Hubungan sosial antara orang Tionghoa dan santri di Lasem terjalin dengan baik. Perasaan persaudaraan dipadu dengan kenyataan sosial berupa perkawinan silang antara etnis Cina dengan Jawa. Kyai Mazid yang menikah dengan perempuan Tionghoa, dan Thiam Pie yang menikah dengan perempuan pribumi Jawa merupakan lembaran kisah tentang hubungan perkawinan warga lintas entis di Lasem. Dari ilustrasi di atas, hubungan sosial antara orang Tionghoa dan santri di Lasem berimplikasi pada terjaganya nilai keharmonisan di antara warga Lasem. Selain itu juga tercerminkan nilai-nilai toleransi yang terdapat pada masyarakat Lasem antara penduduk asli dan etnis Cina.
Kebersamaan yang terpadu dalam hubungan harmonis dalam narasi Perang Kuning merupakan basis ingatan untuk menjaga relasi damai antarwarga Lasem. Hubungan harmonis itu terjaga di kalangan elit Tionghoa (pengusaha dan pengurus organisasi), dan elit santri (kyai dan pengasuh pesantren) untuk menjaga komunikasi dan meredam ancaman kekerasan.
Kesimpulan
Sejarah telah mencatat interaksi sosial yang terjadi antara masyarakat Lasem pribumi dengan etnis Cina, sejak abad 14 hingga abad 16. Meskipun interaksi kedua etnis tersebut mengalami pasang surut, namun harmoni dan toleransi itu senantiasa berjalan dengan baik.
Kedatangan etnis Cina di Lasem melahirkan kebudayaan dan pluralitas dalam masyarakat. Pluralitas itu membentuk sebuah harmonisasi kerukunan dalam beragama dan bersosial. Hubungan yang harmonis antara kedua etnis tersebut terutama ketika bersamasama melawan penjajah Belanda di bumi Lasem.
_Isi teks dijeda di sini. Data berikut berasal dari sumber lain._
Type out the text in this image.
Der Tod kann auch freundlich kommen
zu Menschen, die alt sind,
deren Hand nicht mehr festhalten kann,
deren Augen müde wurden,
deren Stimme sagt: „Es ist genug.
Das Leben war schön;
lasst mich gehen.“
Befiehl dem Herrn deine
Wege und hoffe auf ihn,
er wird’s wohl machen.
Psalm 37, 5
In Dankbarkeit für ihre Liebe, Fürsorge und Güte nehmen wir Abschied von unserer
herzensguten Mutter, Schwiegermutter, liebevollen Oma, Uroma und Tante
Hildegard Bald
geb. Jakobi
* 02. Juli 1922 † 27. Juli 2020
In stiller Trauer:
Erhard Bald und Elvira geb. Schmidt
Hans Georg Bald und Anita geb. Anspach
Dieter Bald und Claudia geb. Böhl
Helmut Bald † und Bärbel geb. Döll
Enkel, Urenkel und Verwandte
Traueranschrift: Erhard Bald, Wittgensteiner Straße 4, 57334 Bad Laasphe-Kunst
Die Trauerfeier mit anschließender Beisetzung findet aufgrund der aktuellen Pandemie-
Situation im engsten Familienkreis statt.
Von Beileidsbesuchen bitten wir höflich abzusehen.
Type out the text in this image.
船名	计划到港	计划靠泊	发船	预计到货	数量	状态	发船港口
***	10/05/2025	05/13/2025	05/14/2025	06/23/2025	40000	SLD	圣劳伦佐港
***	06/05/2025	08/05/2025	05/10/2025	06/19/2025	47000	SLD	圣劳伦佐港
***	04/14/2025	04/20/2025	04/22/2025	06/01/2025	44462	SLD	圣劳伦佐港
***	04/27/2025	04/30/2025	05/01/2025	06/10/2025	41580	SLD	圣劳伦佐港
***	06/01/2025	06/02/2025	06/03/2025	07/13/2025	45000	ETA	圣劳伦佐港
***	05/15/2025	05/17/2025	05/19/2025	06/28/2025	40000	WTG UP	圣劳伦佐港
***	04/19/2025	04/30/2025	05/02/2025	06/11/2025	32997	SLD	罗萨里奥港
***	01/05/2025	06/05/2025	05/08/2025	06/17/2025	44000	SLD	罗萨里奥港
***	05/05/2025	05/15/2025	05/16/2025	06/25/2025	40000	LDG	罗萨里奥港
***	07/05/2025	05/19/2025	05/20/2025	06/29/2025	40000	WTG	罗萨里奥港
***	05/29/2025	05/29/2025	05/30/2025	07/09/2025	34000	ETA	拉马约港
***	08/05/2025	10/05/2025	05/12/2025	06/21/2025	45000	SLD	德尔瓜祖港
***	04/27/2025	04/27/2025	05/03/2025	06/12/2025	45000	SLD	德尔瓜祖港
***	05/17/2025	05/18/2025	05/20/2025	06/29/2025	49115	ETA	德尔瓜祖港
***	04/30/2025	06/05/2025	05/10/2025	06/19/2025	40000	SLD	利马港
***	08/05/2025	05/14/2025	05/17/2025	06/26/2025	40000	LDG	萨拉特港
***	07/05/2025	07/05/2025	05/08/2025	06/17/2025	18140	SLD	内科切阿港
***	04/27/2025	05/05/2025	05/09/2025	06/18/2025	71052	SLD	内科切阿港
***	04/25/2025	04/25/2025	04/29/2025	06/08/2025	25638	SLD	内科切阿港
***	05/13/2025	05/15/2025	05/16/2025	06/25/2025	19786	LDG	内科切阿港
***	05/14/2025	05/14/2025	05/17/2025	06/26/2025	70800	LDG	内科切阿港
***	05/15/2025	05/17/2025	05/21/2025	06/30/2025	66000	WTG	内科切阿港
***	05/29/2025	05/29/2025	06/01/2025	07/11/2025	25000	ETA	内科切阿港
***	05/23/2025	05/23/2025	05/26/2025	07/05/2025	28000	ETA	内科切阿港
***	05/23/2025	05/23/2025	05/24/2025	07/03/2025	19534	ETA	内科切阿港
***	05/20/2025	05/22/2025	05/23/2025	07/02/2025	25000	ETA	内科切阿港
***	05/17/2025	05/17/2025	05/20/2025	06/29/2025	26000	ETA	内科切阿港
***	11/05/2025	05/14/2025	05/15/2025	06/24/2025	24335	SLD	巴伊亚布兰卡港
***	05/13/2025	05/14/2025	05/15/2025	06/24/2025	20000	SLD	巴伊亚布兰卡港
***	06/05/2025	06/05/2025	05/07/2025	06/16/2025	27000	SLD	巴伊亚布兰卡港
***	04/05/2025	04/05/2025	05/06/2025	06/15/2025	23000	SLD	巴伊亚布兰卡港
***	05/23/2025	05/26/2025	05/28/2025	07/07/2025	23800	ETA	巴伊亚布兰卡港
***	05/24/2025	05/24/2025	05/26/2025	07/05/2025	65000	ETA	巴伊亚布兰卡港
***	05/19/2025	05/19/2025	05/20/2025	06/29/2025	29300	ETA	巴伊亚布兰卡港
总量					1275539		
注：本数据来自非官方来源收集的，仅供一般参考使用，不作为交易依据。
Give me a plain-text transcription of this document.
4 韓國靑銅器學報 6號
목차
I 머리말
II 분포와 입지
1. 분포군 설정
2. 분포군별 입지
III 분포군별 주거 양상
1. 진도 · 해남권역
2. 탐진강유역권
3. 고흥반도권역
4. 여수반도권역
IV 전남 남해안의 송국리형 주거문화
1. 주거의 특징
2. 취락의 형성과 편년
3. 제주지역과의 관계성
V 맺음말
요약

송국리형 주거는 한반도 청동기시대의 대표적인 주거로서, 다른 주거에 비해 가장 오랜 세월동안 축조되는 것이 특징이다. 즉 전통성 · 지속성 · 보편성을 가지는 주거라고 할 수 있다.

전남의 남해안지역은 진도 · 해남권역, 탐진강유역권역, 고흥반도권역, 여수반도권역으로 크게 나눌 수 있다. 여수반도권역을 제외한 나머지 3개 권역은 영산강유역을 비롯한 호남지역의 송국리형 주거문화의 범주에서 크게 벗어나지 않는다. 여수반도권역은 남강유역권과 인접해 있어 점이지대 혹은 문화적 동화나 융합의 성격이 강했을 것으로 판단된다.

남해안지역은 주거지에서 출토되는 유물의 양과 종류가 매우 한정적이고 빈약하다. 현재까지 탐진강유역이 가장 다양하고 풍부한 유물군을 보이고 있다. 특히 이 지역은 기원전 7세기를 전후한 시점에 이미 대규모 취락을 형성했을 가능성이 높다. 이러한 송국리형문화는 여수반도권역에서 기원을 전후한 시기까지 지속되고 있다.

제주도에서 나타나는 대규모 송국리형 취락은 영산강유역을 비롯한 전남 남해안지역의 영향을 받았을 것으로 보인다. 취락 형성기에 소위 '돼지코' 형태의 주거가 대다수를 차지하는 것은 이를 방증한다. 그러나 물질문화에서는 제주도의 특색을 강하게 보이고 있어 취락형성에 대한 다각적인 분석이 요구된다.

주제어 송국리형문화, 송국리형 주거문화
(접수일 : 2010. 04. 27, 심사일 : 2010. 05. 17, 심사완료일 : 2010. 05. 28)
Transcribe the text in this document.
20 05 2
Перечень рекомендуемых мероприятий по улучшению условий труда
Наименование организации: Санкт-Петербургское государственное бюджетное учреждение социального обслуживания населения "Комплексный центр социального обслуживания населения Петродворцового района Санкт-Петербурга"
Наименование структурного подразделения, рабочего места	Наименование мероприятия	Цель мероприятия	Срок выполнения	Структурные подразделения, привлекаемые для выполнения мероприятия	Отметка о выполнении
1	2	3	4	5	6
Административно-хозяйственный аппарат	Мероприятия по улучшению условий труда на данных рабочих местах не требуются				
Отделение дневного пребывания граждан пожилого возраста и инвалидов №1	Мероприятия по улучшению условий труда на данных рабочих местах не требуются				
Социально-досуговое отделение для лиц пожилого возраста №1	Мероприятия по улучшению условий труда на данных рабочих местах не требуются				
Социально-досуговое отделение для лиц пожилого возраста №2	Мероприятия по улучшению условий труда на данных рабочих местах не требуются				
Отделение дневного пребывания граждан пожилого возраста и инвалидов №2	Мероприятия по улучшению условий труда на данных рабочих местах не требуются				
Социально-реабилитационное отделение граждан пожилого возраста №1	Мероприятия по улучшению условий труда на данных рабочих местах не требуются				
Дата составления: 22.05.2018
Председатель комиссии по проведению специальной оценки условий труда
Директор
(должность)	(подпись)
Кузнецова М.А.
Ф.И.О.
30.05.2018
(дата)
Harmoni dan toleransi masyarakat muslim Lasem juga dapat lihat dari interaksi penduduk asli secara baik dengan para pendatang, baik yang beragama muslim maupun non muslim yang kebanyakan dari etnis Cina.
Dalam kehidupan sehari-hari, harmoni terjaga karena beberapa faktor, yakni perkawinan silang, perasaan bersaudara antarwarga, hingga terbukannya ruangruang sosial. Perkawinan silang antarwarga lintas etnik yang terdiri dari orang Tionghoa, pribumi Jawa dan santri, terjadi sejak hadirnya orang Tionghoa di Lasem.